Il segmento della ristorazione scolastica è indubbiamente quello che ha sofferto di più nel breve periodo, a causa della chiusura totale di scuole e Università a partire dallo scorso febbraio. La scuola è un diritto, senza il quale si rischia di compromettere il futuro degli adulti di domani e la pausa pranzo ha una vera e propria funzione sociale, ma anche salutistica (educazione al valore del cibo, prevenzione dell’obesità infantile…). Per questo motivo ci siamo messi in prima linea, già a partire dal mese di giugno, per supportare Comuni e dirigenti scolastici nella progettazione di soluzioni ad hoc per ogni singolo plesso scolastico, al fine di garantire che la riapertura delle scuole a settembre potesse contemplare il momento della pausa pranzo in massima sicurezza.

Per quanto riguarda la ristorazione aziendale, le fragilità sono consistenti e, temiamo, di lungo periodo. Nei primi otto mesi dell’anno abbiamo assistito a un crollo del giro d’affari del 42%. Allo stato attuale sono almeno 4 milioni i lavoratori (fonte Oricon) che operano stabilmente in smart working e i rientri in ufficio sono molto circoscritti, soprattutto nelle grandi aziende e nella PA, dove il numero dei lavoratori in remoto è cresciuto in modo esponenziale. Ed è possibile che la situazione di tale comparto peggiori a causa del progressivo ricorso allo smart working in forma stabile, a discapito di welfare e socialità.

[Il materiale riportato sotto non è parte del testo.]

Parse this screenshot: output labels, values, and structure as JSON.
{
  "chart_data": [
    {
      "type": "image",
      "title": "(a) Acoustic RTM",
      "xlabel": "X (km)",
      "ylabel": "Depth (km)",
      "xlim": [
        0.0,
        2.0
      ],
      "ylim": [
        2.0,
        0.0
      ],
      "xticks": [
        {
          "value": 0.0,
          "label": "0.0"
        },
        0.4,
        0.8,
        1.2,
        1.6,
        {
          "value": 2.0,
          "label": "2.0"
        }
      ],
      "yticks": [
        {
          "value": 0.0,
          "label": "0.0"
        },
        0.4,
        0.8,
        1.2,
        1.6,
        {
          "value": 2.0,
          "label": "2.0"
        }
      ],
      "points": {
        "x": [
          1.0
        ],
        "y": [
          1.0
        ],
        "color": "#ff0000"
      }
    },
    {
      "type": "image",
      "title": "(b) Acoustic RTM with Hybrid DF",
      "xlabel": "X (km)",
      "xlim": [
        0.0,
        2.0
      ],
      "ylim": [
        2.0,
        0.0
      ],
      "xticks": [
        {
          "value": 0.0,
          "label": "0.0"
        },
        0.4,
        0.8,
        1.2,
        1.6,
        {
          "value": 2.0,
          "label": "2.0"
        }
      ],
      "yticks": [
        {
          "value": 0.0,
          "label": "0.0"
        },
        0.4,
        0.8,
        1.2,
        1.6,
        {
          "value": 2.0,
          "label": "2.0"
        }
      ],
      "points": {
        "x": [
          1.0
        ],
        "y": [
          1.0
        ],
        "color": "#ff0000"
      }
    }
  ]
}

Che cosa caratterizza Cirfood in questo mercato così difficile?

Mettere al centro le persone. Siano dipendenti o clienti, questa la vera distintività di CIRFOOD, impresa cooperativa che, voglio ricordarlo, annovera tra i suoi soci circa 7000 lavoratori. A tutti i suoi dipendenti l’impresa ha scelto di anticipare gli ammortizzatori sociali anche nei momenti più bui, prevendendo integrazioni salariali (nello scorso marzo), informazioni costanti su quanto stava (e sta) accadendo e corsi di formazione ad hoc per affrontare al meglio questo momento così complesso. Solidità, esperienza, professionalità e responsabilità maturate in più di cinquant’anni di attività ci stanno permettendo di affrontare questo anno horribilis e di non fermarci. Alcuni altri tratti distintivi di CIRFOOD sono la territorialità, ovvero la presenza capillare su tutto il territorio italiano e la scarsa standardizzazione dei servizi di ristorazione: lavoriamo ogni giorno per creare servizi taylor made pensati ad hoc sulle esigenze dei nostri clienti. Infine, ci occupiamo di welfare, in senso allargato e integrato, per le aziende, le PA, il territorio e il sociale. Integrando la ristorazione e il benessere con soluzioni più specifiche di welfare. In quest’ottica abbiamo acquisito alla fine dello scorso anno la società Valore Welfare e abbiamo nuovi progetti in questo ambito in lancio imminente.